Timely infographic from Agence France Presse.
Some background: The newly-formed World Health Organization (WHO) estimated worldwide malaria deaths at more than 5 million per year, when it kicked off the ambitious but ultimately unsuccessful malaria eradication program in 1955. Eradication hopes hung on the use of DDT, sprayed on the walls of homes in affected areas (Indoor Residual Spraying, or IRS), to temporarily knock down mosquito populations so that humans infected with malaria could be cured. After early successes in temperate zones, malaria fighters took the fight to tropical Africa in 1963. There they discovered that overuse and abuse of DDT had already bred mosquitoes resistant to the pesticide. With no substitute for DDT available, WHO wound down the campaign on the ground by 1965, and officially abandoned it in 1969.
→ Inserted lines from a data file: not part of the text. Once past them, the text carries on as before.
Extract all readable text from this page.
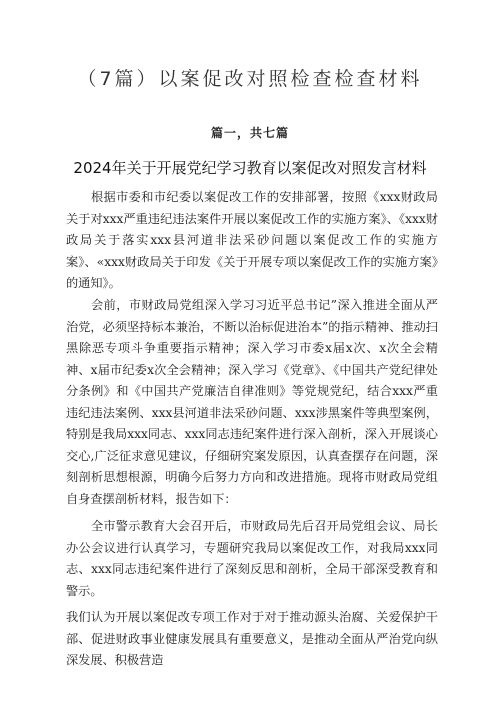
（7篇）以案促改对照检查检查材料
篇一，共七篇
2024年关于开展党纪学习教育以案促改对照发言材料

根据市委和市纪委以案促改工作的安排部署，按照《xxx财政局关于对xxx严重违纪违法案件开展以案促改工作的实施方案》、《xxx财政局关于落实xxx县河道非法采砂问题以案促改工作的实施方案》、«xxx财政局关于印发《关于开展专项以案促改工作的实施方案》的通知》。

会前，市财政局党组深入学习习近平总书记”深入推进全面从严治党，必须坚持标本兼治，不断以治标促进治本”的指示精神、推动扫黑除恶专项斗争重要指示精神；深入学习市委x届x次、x次全会精神、x届市纪委x次全会精神；深入学习《党章》、《中国共产党纪律处分条例》和《中国共产党廉洁自律准则》等党规党纪，结合xxx严重违纪违法案例、xxx县河道非法采砂问题、xxx涉黑案件等典型案例，特别是我局xxx同志、xxx同志违纪案件进行深入剖析，深入开展谈心交心,广泛征求意见建议，仔细研究案发原因，认真查摆存在问题，深刻剖析思想根源，明确今后努力方向和改进措施。现将市财政局党组自身查摆剖析材料，报告如下：

全市警示教育大会召开后，市财政局先后召开局党组会议、局长办公会议进行认真学习，专题研究我局以案促改工作，对我局xxx同志、xxx同志违纪案件进行了深刻反思和剖析，全局干部深受教育和警示。

我们认为开展以案促改专项工作对于对于推动源头治腐、关爱保护干部、促进财政事业健康发展具有重要意义，是推动全面从严治党向纵深发展、积极营造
Nations who had pledged money for the fight early, cut back when DDT failed. In 1963, about 4 million people died from malaria, worldwide.
Despite the lack of an international, worldwide fight against malaria, malaria fighters soldiered on. Better housing and better medicines made gains. By the time the U.S. banned DDT use on crops in 1972, pledging all U.S. production of DDT to fight disease elsewhere, annual malaria deaths had fallen to just over 2 million per year. By 1990, the annual death toll was cut to about a million per year. Through the 1980s, malaria parasites themselves developed resistance to the main pharmaceuticals used to cure humans.
By the end of the 1990s, international agencies and especially NGOs like the Bill and Melinda Gates Foundation brought new funding and new urgency to the fight against malaria. Expansion of production of artemisinin-based pharmaceuticals provided a new tool for health workers. Funding from the U.S., through the President’s Malaria Initiative, helped a lot. In 2000, about a million people died from malaria. By 2014, malaria deaths fell to under 600,000.
Parasite resistance to the new pharmaceuticals poses a new threat to continued progress. Funding is still far short of what experts estimate to be needed, and short of pledges from developed nations. Mosquitoes that carry malaria parasites from human to human (after a step of the life cycle in infected mosquitoes) quickly evolve resistance to pesticides; malaria parasites develop resistance to pharmaceuticals used to treat humans. Funding to rotate pesticides and drugs falls short, causing improper use of both, and quicker evolution of resistance in mosquitoes, and parasites.